パワーリレー

パワーリレーとはパワーリレー

パワーリレーとは、おおむね3Aより大きい電流を流すことが可能なリレー部品です。

リレーは有接点リレーと無接点リレーに大分できますが、パワーリレーは有接点リレーに当たります。一般的な制御リレーよりも大きな電流が流れることが想定されるため、大きな電流に耐えうるべく堅牢な構造です。

また、その特性から、異常な大電流が回路に流れた際の安全回路用のリレーとして組み込まれることもあります。

パワーリレーの使用用途

パワーリレーは産業において幅広く使用される部品の1つです。以下はパワーリレーの使用用途一例です。

  • 太陽光パネルとその給電装置の回路
  • 大きな動力を持つロボットの駆動用
  • エレベータおよび建設現場の重機などの駆動用
  • 電気自動車などの充電設備内
  • ハイブリッドカーのメイン回路

パワーリレーの原理

パワーリレーは端子、接点、電磁コイルなどで構成されます。

1. 端子

端子は配線と接続する部分です。
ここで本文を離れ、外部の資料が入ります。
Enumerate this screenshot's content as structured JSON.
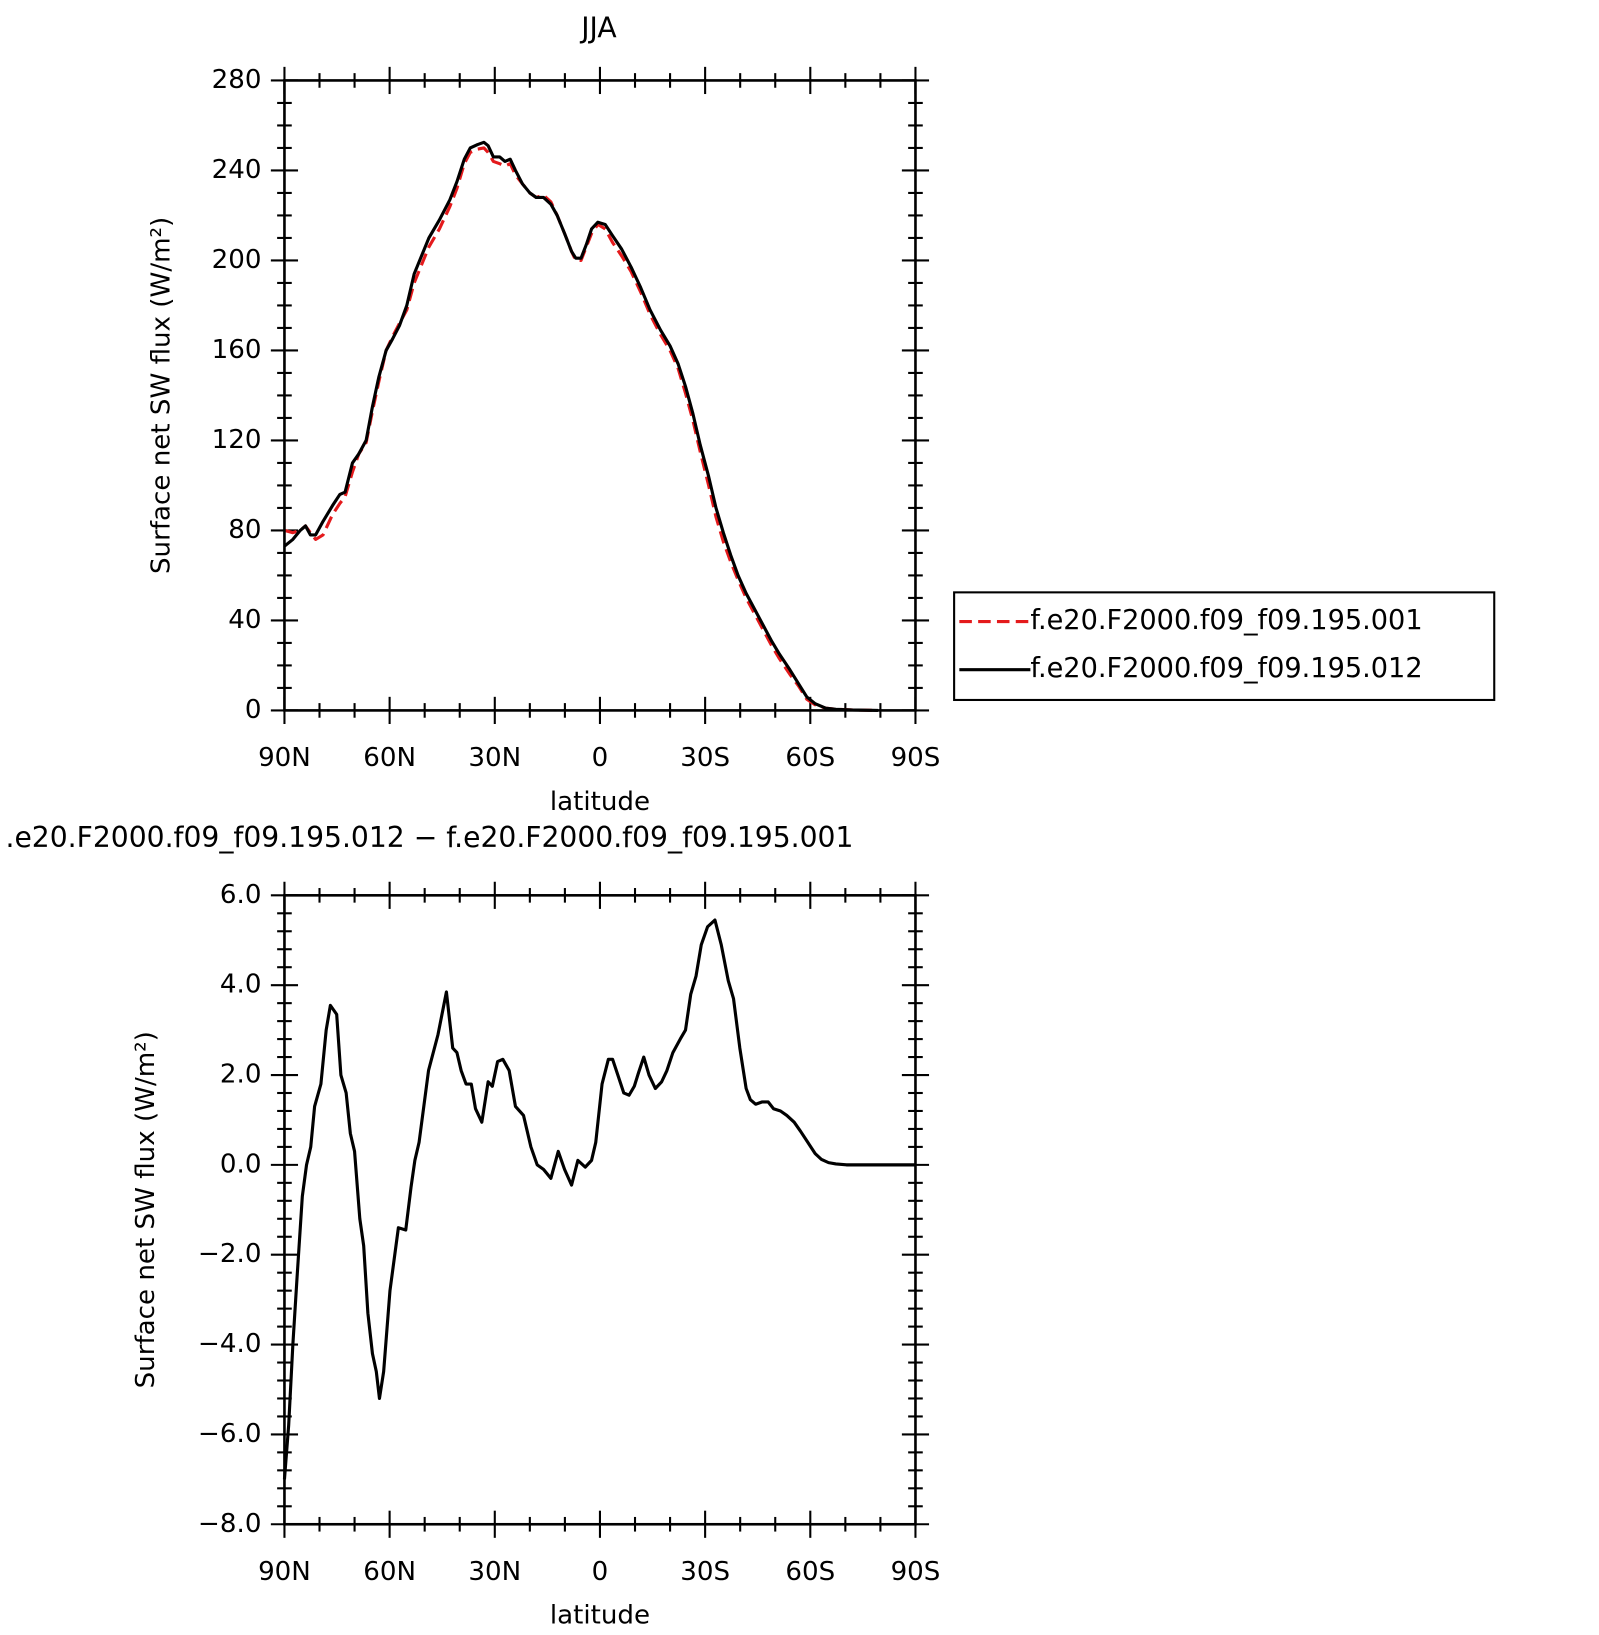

パワーリレーの場合ははんだ着けによって配線を固定する場合も多いです。また、パワーリレーを端子台ユニットに取り付け、丸端子などで端末処理された配線を接続する場合もあります。

2. 接点

接点は電気の通り道となる駆動部品です。大電流用途となるほど接点が大きく、または数が多くなります。

電気抵抗を低減する目的で、接点には銀合金や金が使用されます。銀合金は電気抵抗も低いため、広く使用されます。金は銀合金よりも酸化しにくい特徴を有しますが、融点が低く高価なため微少負荷向けです。

パワーリレー内の接点には、可動接点と固定接点があります。固定接点はケーシングなどに堅牢に固定されます。可動接点は可動鉄片と共に駆動し、固定接点と接触することで電気を通電させます。

3. 電磁コイル

電磁コイルは、電磁力で可動鉄片を駆動させる部品です。可動鉄片には可動接点が付属しており、電磁コイルによる電磁力で固定接点と接触します。電磁コイルが非通電時にはばねによって接点同士が引き離され、または接触しています。

パワーリレーの種類

パワーリレーは、DC駆動リレーとAC駆動リレーに大分されます。

1. DC駆動パワーリレー

DC駆動は、コイルが直流電源で駆動するパワーリレーです。DC電源は誘導電圧に強く、低電圧でも動作が安定する特徴があります。リレーコイルには、ダイオードを接続して逆流防止とすることが多いです。

規格として、DC5V,12V,24Vなどがあり、使用用途によって使い分けします。伝送距離が長い場合や、制御盤でのリレー回路を組む場合は、電圧が高い24V電源が使用されます。本質安全防爆を考慮した回路にはDC12V,5V等が使われます。

2. AC駆動パワーリレー

AC駆動は、コイルが交流電源で駆動するパワーリレーです。商用電源は交流電源のため、直接使用することができます。DC仕様で必要なパワーサプライが不要であるというメリットがあります。

コイル電圧はAC100VやAC200Vが使用されます。AC400V制御回路は、離隔距離を保つことが難しいため使用されるのは稀です。

パワーリレーのその他情報

パワーリレーの故障

パワーリレーは電磁力で機械的に動作するため、寿命が存在します。動作回数の寿命は数十万回程度です。寿命を超えるか、過大なショックが加わると、以下のような故障が発生します。

1. コイル断線
パワーリレー内の電磁コイルが断線する故障です。コイルの断線によって全ての接点が動作しなくなります。接点の駆動音がしないため、比較的発見しやすい故障です。

2. 溶着
パワーリレーに過大な電流が流れた際に、接点が溶着して開放しなくなる故障です。大型機器の制御として使用している場合は、装置が停止しなくなるため非常に危険です。ONとOFFを切り替えながら、接点の導通を確認して診断します。

3. 接点の動作不良
リレー接点が擦り切れるまたは汚れるなどして電気的に導通しなくなる故障です。接点が短絡せずに開放したままとなります。溶着と同様に導通や電圧を確認して診断します。

4. コイルの短絡
電磁コイルのニスが剥がれるなどして、短絡してしまった場合に発生する故障です。電磁コイルへ通電した際に、制御用電源自体がトリップして判明します。

制御回路はパワーリレーを並列に複数つなげている場合が多いため、発見に時間を要す場合があります。